Stanford Online
Explore 7 courses from Stanford Online covering AI and machine learning.
About Stanford Online
Stanford Online is the public-facing education arm of Stanford University, and its AI/ML catalog is essentially the school's graduate computer-science curriculum (CS229 Machine Learning, CS224N NLP with Deep Learning, CS231N Computer Vision, CS230 Deep Learning, CS234 Reinforcement Learning, CS330 Meta-Learning) taught by genuine field founders such as Andrew Ng, Christopher Manning, Fei-Fei Li, Chelsea Finn and Percy Liang. Stanford deliberately publishes the full lecture videos for free on its YouTube channel and class websites, which is the offering Cursarium lists, while the same material can be taken as a paid, graded course for support, deadlines and a credential. The free track is among the most rigorous and respected AI education available anywhere; the paid tracks are expensive (roughly USD 1,950 per professional course and up to USD 6,300 per graduate-credit course). This is a depth-first, math-heavy resource aimed at people who want to understand how models work, not a beginner bootcamp.
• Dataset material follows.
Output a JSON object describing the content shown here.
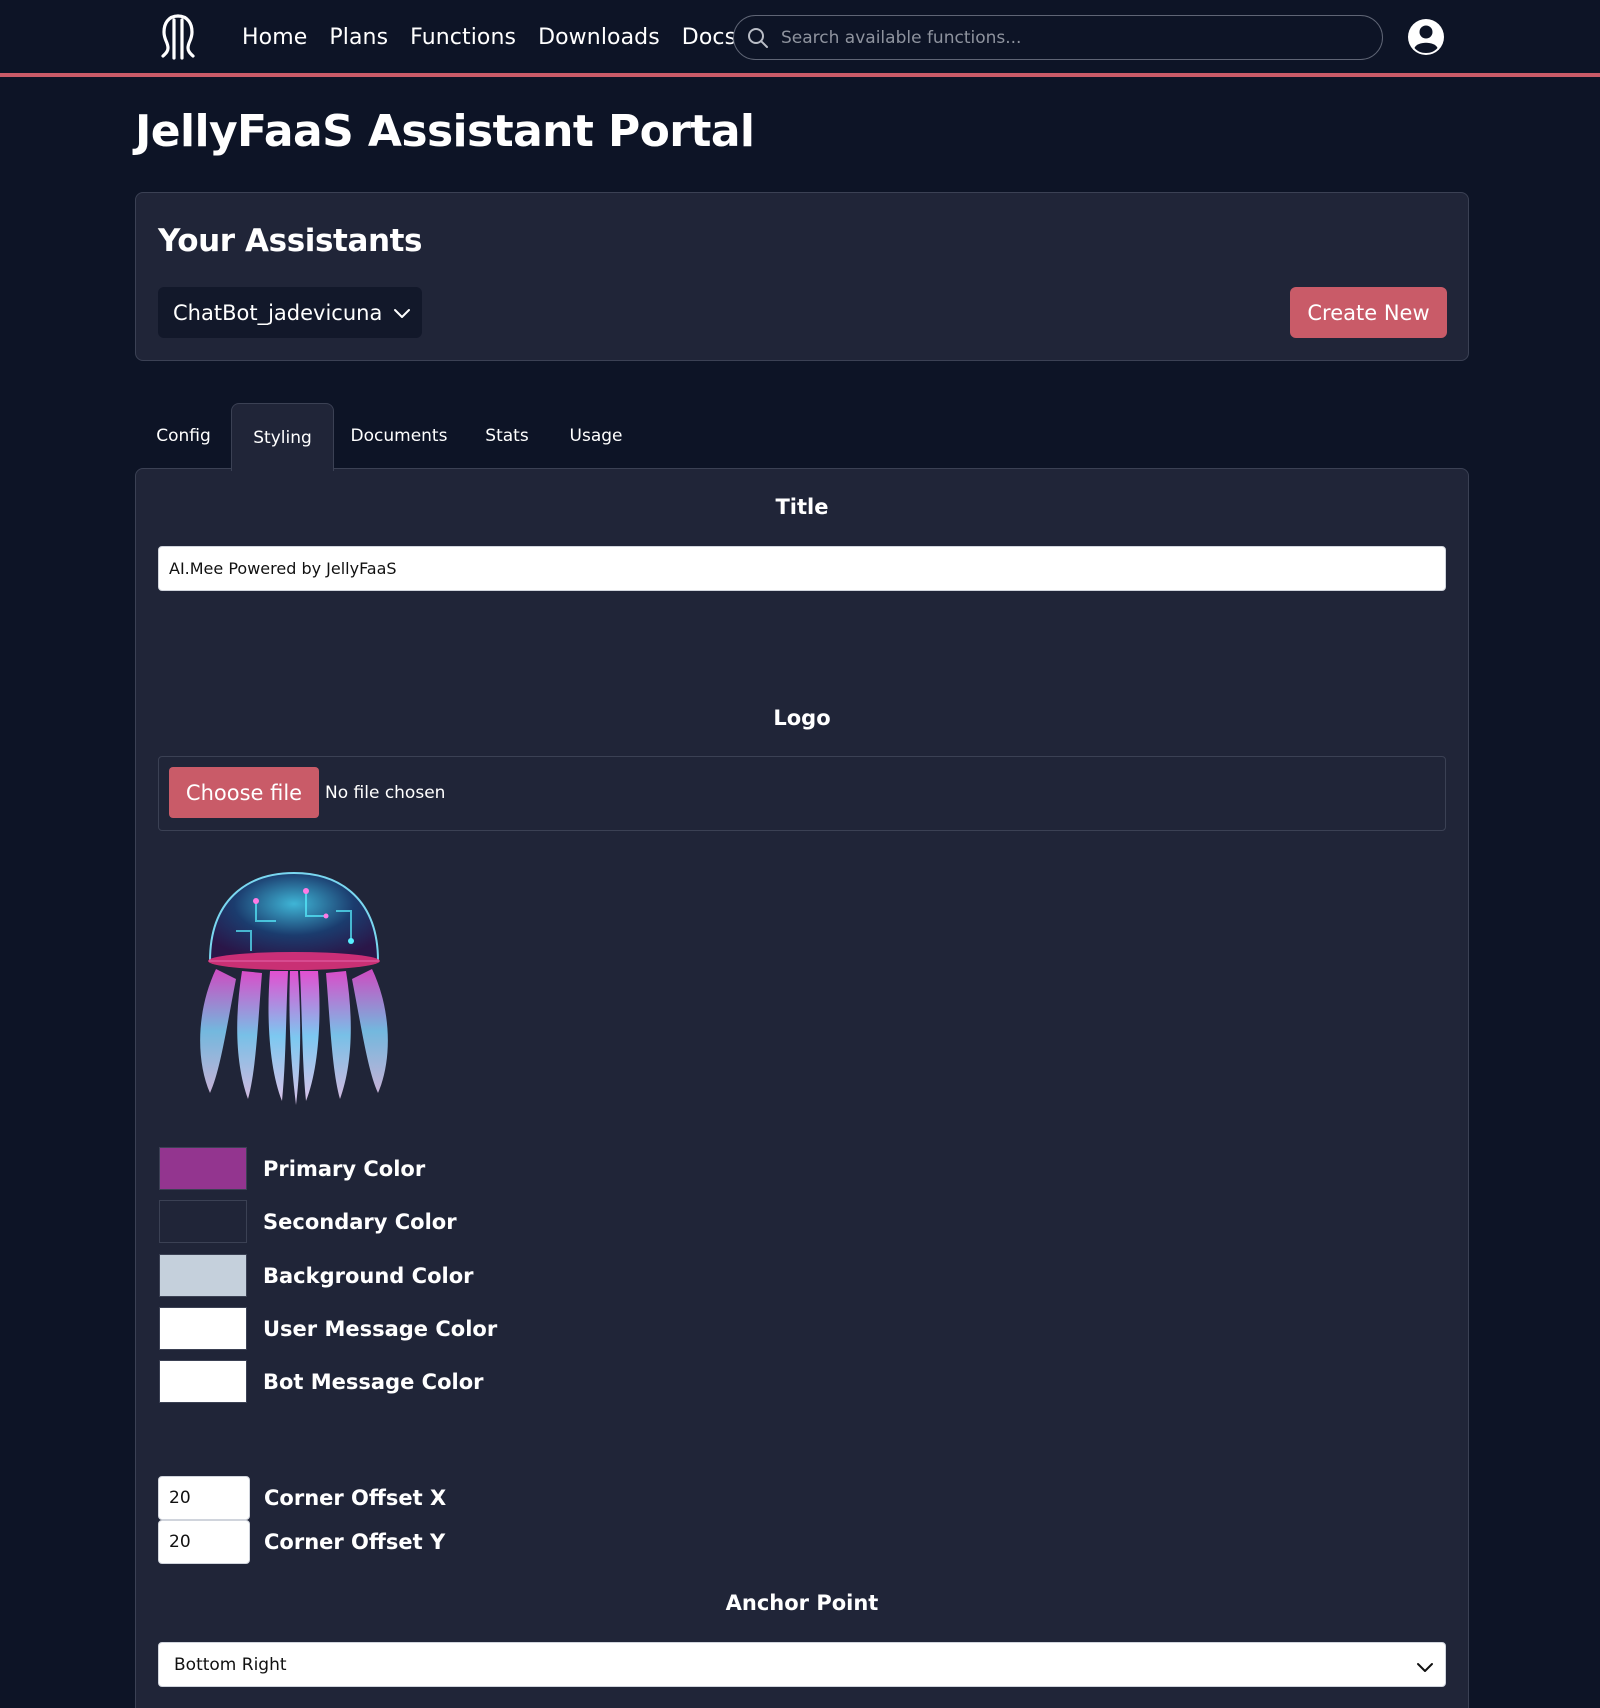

Best for: Learners who already have solid Python, linear algebra, multivariable calculus and probability and want graduate-level, first-principles understanding of ML/deep learning from the researchers who defined the field, all for free via lecture videos and posted notes. Ideal for CS students, working ML/data engineers expanding into NLP, vision or RL, and self-directed learners who can follow rigorous material without hand-holding.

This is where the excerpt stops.